Paclitaxel, carboplatin, and durvalumab in extensive stage small-cell lung cancer (ES-SCLC; IFCT-2203 TAXIO phase II trial): Can we improve the chemotherapy (CT) immunotherapy combination in SCLC?

8091 Background: Etoposide+platinum-based CT and anti-PD-L1 is the backbone of ES-SCLC treatment. We hypothesize a deleterious action of etoposide on lymphocyte activation. A “proof-of-concept”, multicenter and single arm phase II trial was designed to assess the efficacy and safety of an etoposide-free chemotherapy combining durvalumab (Durva) to paclitaxel and carboplatin (Pac-Carbo) CT in ES-SCLC. Methods: Patients (pts) with ES-SCLC, PS 0-1 were enrolled and received 4 induction cycles of Durva 1500 mg + paclitaxel 200 mg/m² + carboplatin AUC6 (PCD), every 3 weeks followed by single-agent Durva every 4 weeks until progression or unacceptable toxicity. The primary endpoint was overall survival at 12 months (OS@12m), secondary endpoints were overall response rate (ORR), overall survival (OS), OS at 24 and 36 months, progression-free survival (PFS), duration of response, safety (CTC v5.0) and quality of life (EORTC QLQ-C30 LC13).
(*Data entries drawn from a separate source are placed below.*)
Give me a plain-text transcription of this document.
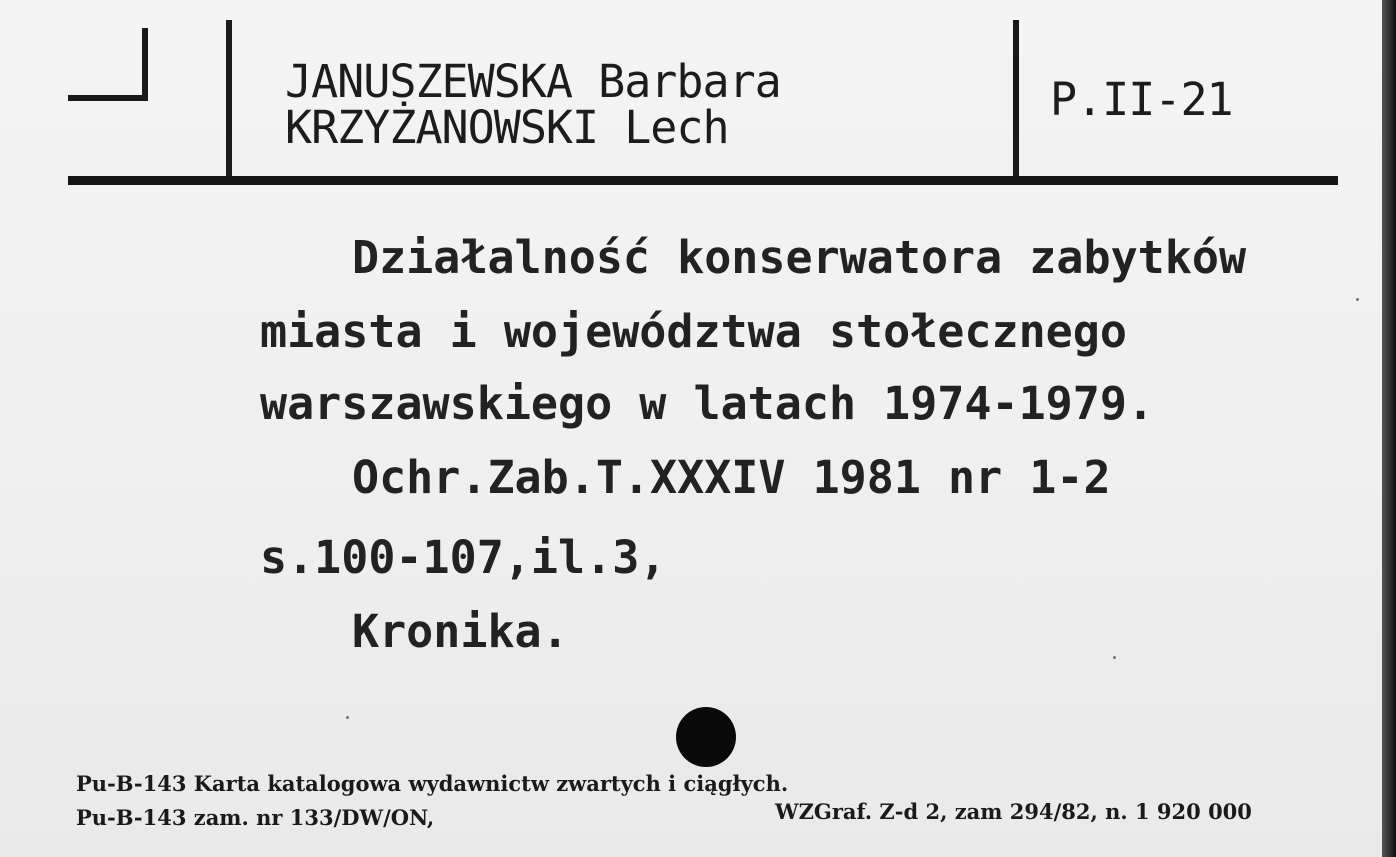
JANUSZEWSKA Barbara
KRZYŻANOWSKI Lech
P.II-21
Działalność konserwatora zabytków
miasta i województwa stołecznego
warszawskiego w latach 1974-1979.
Ochr.Zab.T.XXXIV 1981 nr 1-2
s.100-107,il.3,
Kronika.
Pu-B-143 Karta katalogowa wydawnictw zwartych i ciągłych.
Pu-B-143 zam. nr 133/DW/ON,	WZGraf. Z-d 2, zam 294/82, n. 1 920 000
PFS and ORR were also assessed by independent reviewer committee. To reject the null hypothesis and achieve a 12-month survival rate of at least 34 patients (55.7%), 61 patients were required. Safety was assessed in all patients who received at least one dose of their study treatment. Results: 68 pts were enrolled between Nov 2023 and Feb 2025. Pts characteristics at baseline were: median age 66.6 years; 51.5% female, 67.6% PS1, 19.1% brain metastasis and 51.5% liver metastasis. The median number of cycles was 4 for chemotherapy and 6 for Durva injections. With a median follow-up of 17.1 months, the primary objective was reached. The OS@12m of the first 61 enrolled pts was 57.4% IC95%: 44.1-70.0. Median OS was 14.5 months IC95%: 9.9-17.6. ORR was 82.4% IC95%: 73.3-91.4. Median PFS was 4.6 months IC95%: 4.4-4.7. Treatment-related adverse events (TRAE) of grade 3-5 occurred in 48.5% of pts. TRAE leading to death occurred in 2 pts (sepsis). Conclusions: In the IFCT-2203 TAXIO phase 2 trial, the PCD regimen showed a signal of improved OS@12m and reached its statistical objective. Safety findings were consistent with the known safety profiles of all drugs received with no new safety signal for this population. PCD regimen is an active, easy to administer one-day regimen in ES-SCLC and should be integrated in future trials of new IO agents. Pac-Carbo is an alternative to etoposide platinum with potentially better synergy with durvalumab. Clinical trial information: 2023-504670-38-00.